Autorzy nie poruszają tu ważnych tematów, opisują raczej marginesy życia. Filmy te stanowią rodzaj filmowych żartów lub parodii dramatów psychologicznych i sensacyjnych. Piszę o nich w „Idziemy” z recenzenckiego obowiązku, aby podkreślić, że w kinie polskim, w którym w ostatnich latach brak autentycznych osiągnięć, istnieje wspomniana, marginalna twórczość tzw. niezależna, gdzie autorzy nie potrafią odwołać się do żadnych głębszych wartości duchowych ani moralnych.
W „Małych stłuczkach” dwie przyjaciółki trudnią się likwidowaniem mieszkań po zmarłych, samotnych osobach. Niepotrzebne przedmioty sprzedają na pchlim targu. Zagubione życiowo dziewczyny rozpoczynają dziwną grę psychologiczną z przypadkowo spotkanym Piotrem, nie wiadomo, do czego w końcu prowadzącą… „Bobry” są natomiast parodystyczną komedią o przygodach członków zespołu punkowego, którzy po przerwie chcą wznowić działalność. Marcin odszukuje kolegów z zespołu i pogrąża się z nimi w surrealistycznych, głupkowatych przygodach. Wszystkie postacie zostały tu pokazane jako degeneraci i psychopaci, co czyni ten film doskonale zbędnym. Powyższe utwory mają jednak swoją młodą widownię, są wyświetlane na rozmaitych przeglądach i festiwalach.

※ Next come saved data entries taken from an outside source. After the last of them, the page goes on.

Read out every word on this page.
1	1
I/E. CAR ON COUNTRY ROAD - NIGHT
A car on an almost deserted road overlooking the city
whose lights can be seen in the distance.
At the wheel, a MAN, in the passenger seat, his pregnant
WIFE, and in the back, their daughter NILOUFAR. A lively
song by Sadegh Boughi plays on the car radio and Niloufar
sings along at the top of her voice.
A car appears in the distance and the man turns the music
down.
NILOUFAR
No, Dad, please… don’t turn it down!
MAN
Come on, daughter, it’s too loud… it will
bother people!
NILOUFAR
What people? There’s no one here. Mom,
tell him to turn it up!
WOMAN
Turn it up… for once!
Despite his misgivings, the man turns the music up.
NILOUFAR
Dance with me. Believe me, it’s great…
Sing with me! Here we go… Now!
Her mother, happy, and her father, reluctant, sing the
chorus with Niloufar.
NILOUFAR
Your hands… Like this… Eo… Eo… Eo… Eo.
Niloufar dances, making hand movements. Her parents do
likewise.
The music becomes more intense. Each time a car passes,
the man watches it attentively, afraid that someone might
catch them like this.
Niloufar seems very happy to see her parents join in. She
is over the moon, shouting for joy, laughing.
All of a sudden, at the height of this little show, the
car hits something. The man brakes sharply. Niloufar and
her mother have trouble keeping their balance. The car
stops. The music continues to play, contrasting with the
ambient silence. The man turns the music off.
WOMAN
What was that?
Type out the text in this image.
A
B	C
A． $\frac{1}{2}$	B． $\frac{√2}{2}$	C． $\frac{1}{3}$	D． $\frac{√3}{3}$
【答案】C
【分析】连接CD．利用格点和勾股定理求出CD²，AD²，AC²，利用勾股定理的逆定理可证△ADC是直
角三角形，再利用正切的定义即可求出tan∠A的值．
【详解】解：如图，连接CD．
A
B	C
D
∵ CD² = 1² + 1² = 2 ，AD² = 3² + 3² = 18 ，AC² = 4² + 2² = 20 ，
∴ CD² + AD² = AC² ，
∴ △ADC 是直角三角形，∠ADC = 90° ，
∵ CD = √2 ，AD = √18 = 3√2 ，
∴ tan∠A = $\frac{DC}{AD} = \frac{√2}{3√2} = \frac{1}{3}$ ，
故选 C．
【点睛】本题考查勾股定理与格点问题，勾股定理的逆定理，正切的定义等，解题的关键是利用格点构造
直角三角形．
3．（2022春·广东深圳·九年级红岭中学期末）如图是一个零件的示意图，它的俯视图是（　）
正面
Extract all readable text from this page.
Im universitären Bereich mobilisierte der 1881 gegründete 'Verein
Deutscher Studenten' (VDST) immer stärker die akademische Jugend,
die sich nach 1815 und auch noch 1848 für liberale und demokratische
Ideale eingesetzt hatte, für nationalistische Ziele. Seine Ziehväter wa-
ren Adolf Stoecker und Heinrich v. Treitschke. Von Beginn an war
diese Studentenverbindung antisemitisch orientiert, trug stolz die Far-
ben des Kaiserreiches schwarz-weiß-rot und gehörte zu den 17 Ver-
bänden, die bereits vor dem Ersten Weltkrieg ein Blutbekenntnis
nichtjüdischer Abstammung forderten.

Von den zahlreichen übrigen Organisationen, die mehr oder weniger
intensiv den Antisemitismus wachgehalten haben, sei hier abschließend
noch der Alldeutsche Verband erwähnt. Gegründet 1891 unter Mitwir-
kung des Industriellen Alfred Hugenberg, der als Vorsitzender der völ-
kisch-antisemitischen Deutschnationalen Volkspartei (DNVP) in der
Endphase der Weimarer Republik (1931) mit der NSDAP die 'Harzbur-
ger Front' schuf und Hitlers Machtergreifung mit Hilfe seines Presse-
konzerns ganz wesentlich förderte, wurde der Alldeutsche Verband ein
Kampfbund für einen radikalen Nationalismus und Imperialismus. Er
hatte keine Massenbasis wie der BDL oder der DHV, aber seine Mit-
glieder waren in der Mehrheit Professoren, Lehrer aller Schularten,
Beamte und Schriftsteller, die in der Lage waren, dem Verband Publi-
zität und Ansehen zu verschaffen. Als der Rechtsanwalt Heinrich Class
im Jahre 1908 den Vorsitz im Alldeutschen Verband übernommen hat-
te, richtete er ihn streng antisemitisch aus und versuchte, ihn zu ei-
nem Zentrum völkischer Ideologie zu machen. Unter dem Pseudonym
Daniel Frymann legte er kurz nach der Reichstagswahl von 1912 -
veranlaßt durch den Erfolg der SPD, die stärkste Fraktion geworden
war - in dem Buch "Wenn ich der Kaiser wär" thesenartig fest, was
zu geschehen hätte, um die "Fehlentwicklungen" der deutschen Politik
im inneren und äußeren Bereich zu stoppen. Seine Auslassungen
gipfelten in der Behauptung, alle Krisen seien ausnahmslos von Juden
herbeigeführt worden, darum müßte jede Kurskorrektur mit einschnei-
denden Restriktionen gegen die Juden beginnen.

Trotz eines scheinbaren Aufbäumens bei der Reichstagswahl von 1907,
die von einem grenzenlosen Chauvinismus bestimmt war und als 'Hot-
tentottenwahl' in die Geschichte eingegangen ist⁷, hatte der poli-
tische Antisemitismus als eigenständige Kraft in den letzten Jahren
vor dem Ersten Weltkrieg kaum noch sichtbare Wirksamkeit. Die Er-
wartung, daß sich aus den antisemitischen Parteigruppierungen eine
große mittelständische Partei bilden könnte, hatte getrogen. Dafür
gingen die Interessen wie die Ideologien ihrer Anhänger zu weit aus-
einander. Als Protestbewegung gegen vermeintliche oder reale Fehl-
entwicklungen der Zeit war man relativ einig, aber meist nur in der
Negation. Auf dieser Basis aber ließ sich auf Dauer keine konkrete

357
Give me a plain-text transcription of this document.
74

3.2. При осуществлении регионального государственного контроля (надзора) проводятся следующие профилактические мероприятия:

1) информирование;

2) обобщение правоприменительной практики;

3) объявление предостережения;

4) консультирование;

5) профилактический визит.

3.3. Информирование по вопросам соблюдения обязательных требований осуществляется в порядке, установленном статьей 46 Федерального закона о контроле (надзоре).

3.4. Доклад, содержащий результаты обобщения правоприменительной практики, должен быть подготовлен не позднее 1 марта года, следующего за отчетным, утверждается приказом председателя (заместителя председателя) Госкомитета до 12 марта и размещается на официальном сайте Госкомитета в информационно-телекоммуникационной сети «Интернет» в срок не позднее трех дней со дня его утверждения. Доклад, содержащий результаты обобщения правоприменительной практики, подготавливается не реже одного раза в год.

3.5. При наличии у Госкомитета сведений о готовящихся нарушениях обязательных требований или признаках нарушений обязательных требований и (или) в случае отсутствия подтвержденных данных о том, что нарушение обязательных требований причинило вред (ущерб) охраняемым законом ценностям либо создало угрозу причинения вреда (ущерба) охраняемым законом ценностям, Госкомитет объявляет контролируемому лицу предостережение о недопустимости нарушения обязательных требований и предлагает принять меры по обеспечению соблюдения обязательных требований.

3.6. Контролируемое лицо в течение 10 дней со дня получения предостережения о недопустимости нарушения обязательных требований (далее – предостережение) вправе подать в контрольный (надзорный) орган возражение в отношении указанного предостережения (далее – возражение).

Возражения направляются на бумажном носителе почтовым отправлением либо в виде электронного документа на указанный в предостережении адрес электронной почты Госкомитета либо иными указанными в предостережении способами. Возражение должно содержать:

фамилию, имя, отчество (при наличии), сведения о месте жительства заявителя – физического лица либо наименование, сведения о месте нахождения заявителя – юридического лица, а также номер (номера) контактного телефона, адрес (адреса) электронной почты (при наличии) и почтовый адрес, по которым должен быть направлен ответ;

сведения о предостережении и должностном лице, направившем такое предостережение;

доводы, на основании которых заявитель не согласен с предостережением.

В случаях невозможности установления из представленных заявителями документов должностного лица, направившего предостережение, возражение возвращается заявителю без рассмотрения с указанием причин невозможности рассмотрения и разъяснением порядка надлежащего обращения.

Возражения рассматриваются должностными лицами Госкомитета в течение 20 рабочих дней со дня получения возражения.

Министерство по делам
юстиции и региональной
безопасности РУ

Dlatego czytelnicy zainteresowani stanem kultury w Polsce powinni o nich wiedzieć.
„Małe stłuczki”, Polska, 2013. Reżyseria: Aleksandra Gowin, Ireneusz Grzyb. Wykonawcy: Helena Sujecka, Agnieszka Pawełkiewicz, Szymon Czacki i inni. Dystrybucja: Alter Ego Pictures.
„Bobry”, Polska, 2013. Reżyseria: Hubert Gotkowski. Wykonawcy: Wojciech Solarz, Robert Jarociński, Sebastian Stankiewicz, Marcin Kabaj i inni. Dystrybucja: Spectator.